Una de las causas principales de la incredulidad en el mundo moderno es la pluralidad de religiones que parecen contradictorias entre sí. En tanto que los europeos estaban convencidos de su superioridad racial, no tenían razón para dudar que el cristianismo fuera la única fe verdadera. La noción de que ellos eran la corona del “proceso evolutivo” les facilitaba asumir que todas las demás religiones no eran más que intentos ingenuos de responder a preguntas perennes. Fue cuando esta confianza racial declinó que las dudas emergieron. ¿Cómo fue posible para un Dios bueno permitir que la mayoría de los seres humanos vivieran y murieran al servicio de religiones falsas? ¿Cómo es posible que los cristianos crean que sólo ellos se salvarán? Otros declaran lo mismo —los musulmanes, por ejemplo—, de modo que ¿cómo puede uno estar seguro de qué es lo correcto y qué no? Para mucha gente, incluyéndome hasta que encontré el libro de Perry, la conclusión obvia era que, ya que nadie puede estar en lo correcto, todos debemos estar equivocados. La religión era una ilusión, el producto de un pensamiento ficticio. Otros podrían haber encontrado posible sustituir la “verdad científica” con “mitos” religiosos. Yo no, ya que la ciencia estaba basada sobre supuestos acerca de la infalibilidad de la razón y la realidad de la experiencia sensible, cosas que nunca han podido ser probadas.
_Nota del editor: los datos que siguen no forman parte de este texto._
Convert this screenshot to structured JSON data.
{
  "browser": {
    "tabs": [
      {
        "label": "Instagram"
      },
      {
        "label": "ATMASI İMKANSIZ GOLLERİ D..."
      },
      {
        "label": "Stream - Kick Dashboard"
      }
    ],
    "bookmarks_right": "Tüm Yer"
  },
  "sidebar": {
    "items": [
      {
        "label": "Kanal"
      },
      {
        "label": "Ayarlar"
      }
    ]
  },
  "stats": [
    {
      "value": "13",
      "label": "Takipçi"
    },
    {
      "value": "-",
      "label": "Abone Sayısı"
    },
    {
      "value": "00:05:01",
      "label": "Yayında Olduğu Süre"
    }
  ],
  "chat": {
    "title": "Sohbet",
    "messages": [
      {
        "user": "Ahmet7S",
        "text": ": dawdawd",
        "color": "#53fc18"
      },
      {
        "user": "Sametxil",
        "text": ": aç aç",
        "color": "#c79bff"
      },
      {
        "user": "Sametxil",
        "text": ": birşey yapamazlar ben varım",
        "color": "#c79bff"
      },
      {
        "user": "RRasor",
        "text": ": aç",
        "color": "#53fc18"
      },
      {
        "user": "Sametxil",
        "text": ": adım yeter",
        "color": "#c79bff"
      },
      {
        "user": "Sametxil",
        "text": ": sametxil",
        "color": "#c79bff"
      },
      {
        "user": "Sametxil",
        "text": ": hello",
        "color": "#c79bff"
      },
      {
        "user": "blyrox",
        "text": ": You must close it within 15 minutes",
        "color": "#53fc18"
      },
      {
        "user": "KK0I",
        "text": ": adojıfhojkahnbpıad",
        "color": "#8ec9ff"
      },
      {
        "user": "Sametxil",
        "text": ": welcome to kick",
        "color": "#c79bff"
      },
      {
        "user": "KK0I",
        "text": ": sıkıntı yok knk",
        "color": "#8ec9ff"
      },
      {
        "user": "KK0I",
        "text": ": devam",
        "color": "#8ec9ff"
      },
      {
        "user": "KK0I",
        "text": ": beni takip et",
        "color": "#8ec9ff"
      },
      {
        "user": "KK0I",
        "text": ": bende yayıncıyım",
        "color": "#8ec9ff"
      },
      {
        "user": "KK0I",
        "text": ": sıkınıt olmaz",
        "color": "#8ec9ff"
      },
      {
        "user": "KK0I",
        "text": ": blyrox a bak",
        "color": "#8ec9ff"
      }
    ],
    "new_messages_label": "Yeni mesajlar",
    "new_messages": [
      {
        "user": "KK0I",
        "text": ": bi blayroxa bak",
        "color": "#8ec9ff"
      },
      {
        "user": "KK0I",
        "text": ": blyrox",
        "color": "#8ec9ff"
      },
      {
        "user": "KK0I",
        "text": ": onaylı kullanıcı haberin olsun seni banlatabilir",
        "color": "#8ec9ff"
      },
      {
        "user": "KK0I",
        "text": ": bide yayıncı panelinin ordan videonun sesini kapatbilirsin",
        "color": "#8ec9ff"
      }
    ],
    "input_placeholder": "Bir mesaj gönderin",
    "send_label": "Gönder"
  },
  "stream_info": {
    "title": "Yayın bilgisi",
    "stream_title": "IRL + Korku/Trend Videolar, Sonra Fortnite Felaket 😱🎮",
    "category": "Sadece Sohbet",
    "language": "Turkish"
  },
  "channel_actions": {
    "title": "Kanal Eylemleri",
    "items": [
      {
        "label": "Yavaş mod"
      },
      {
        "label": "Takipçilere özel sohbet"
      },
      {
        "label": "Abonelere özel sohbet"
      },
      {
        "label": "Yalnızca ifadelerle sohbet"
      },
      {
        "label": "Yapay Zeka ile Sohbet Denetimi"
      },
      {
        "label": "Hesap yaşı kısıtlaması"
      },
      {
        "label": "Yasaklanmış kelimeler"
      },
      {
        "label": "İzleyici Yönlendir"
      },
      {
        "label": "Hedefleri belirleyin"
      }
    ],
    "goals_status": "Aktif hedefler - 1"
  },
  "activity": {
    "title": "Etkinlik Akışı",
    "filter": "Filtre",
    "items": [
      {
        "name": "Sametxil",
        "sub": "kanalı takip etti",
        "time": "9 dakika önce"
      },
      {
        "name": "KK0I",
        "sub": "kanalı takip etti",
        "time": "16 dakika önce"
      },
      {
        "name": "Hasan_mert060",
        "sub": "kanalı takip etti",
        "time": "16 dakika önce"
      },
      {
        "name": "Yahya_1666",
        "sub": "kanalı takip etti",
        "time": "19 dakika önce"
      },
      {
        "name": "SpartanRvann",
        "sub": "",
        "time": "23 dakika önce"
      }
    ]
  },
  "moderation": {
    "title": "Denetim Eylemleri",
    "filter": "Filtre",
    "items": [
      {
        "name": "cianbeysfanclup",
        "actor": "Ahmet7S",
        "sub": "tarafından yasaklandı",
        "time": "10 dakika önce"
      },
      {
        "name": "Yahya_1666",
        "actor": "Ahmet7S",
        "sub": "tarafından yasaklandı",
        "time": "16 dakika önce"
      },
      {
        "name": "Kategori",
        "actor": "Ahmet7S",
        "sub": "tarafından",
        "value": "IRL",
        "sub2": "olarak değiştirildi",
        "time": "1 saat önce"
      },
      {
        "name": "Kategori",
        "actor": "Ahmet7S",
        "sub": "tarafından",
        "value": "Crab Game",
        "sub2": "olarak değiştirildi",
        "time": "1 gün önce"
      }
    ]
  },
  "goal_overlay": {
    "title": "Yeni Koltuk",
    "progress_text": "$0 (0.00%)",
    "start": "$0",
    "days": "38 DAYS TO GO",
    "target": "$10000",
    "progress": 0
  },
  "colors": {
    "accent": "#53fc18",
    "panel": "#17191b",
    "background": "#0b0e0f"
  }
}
Cuando leí el libro de Perry no sabía nada sobre el Corán. Eso vino mucho después, y lo poco que había escuchado sobre el Islam estaba distorsionado por prejuicios acumulados durante mil años de confrontación. Aun así, yo había dado sin saberlo, un paso en la dirección del gran rival del cristianismo. El Corán nos asegura que no hay gente sobre la tierra que se haya quedado sin guía divina y una doctrina verdadera, transmitida a través de un mensajero de Dios, quien siempre habla a la gente en su propio “idioma,” y por lo tanto en términos de sus circunstancias particulares y de acuerdo a sus necesidades. El hecho de que tales mensajes han sido distorsionados con el paso del tiempo es algo evidente, y nadie debería sorprenderse si la verdad se distorsiona al pasar de generación en generación, pero sería sorprendente si no hubieran vestigios de ella que se mantuvieran después del paso de los siglos. Ahora me parece que está totalmente de acuerdo con el Islam la creencia de que dichos vestigios, vestidos de mitos y símbolos (el “lenguaje” de los pueblos antiguos), son descendientes directos de la Verdad revelada y confirman el Mensaje final.